You are viewing a plain text version of this content. The canonical link for it is here.
Posted to user@storm.apache.org by Eugene <ed...@gmail.com> on 2014/08/07 19:16:15 UTC

Understanding Trident parallelism

I am running Trident topology and looking for some guidance in topology
parallelism and how it gets broken down across cluster.

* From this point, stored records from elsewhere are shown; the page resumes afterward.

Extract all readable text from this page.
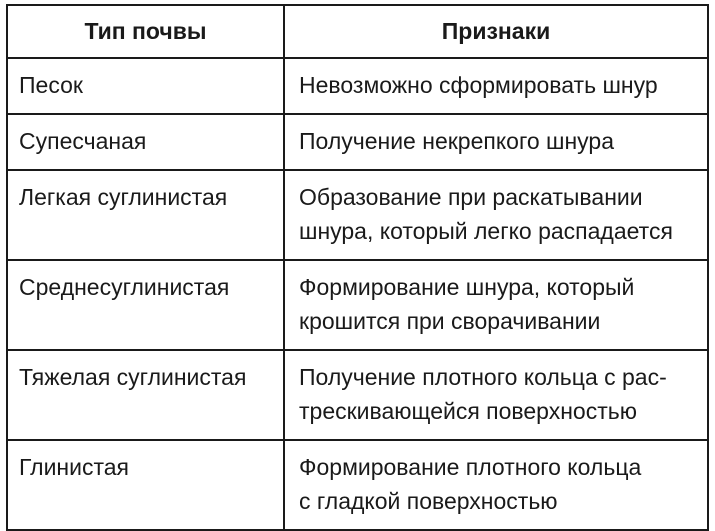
Тип почвы	Признаки
Песок	Невозможно сформировать шнур

Супесчаная	Получение некрепкого шнура

Легкая суглинистая	Образование при раскатывании
шнура, который легко распадается

Среднесуглинистая	Формирование шнура, который
крошится при сворачивании

Тяжелая суглинистая	Получение плотного кольца с рас-
трескивающейся поверхностью

Глинистая	Формирование плотного кольца
с гладкой поверхностью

Here is my topology with some parallelism settings and number of workers is
3.

TridentTopology topology = new TridentTopology();
TridentKafkaConfig spoutConfig = new TridentKafkaConfig(
        brokerHosts,
        "batch_processing_events2",
        "batch_processing_event_client2");

spoutConfig.scheme = new SchemeAsMultiScheme(new EventStringScheme());
OpaqueTridentKafkaSpout spout = new OpaqueTridentKafkaSpout(spoutConfig);

Stream inputStream=topology.newStream("offlineEvents", spout)
inputStream.each(new Fields("event"),new getProfile(),new
Fields("profile")).parallelismHint(8)
.each(new Fields("event"),new getTargetList(),new
Fields("targetList")).parallelismHint(8)
.each(new Fields("event"),new partitionRules(),new
Fields("ruleId")).parallelismHint(3)
.each(new Fields("event","profile","targetList","ruleId"), new
executeRule(), new Fields("tacticId","tactic")).parallelismHint(*30*)
.project(new Fields("tacticId","tactic","event"))
.each(new Fields("tactic"),new filterAssignedTactic()).parallelismHint(8)
.partitionBy(new Fields("tacticId"))
.partitionPersist(mongoDBStateFactory, new Fields("tactic","event"), new
MongoDBStateUpdater())

Config config = new Config()
config.setNumWorkers(*3*)

My observation is that only last value (or bigger value) of 30 applied to
combined trident bolt.
Secondly, all the work went to one node, capacity close to 1 , all other
nodes did not get much work. Why it was not evenly balanced across the
nodes?  Because I don't have any partitioning operations and everything
went to the same node? I checked in Graphite than execute method was
running only on one node.


[image: Inline image 1]


Second, how can I learn what functions and filter those b1 and b0 contains.
It was quite clear with Storm topology, but not so with Trident.
[image: Inline image 2]

So question is how parallelism settings work in cluster, should I use
partition operation to break into bolts and across machines, and how to
increase parallelism of specific function.


Thanks
Eugene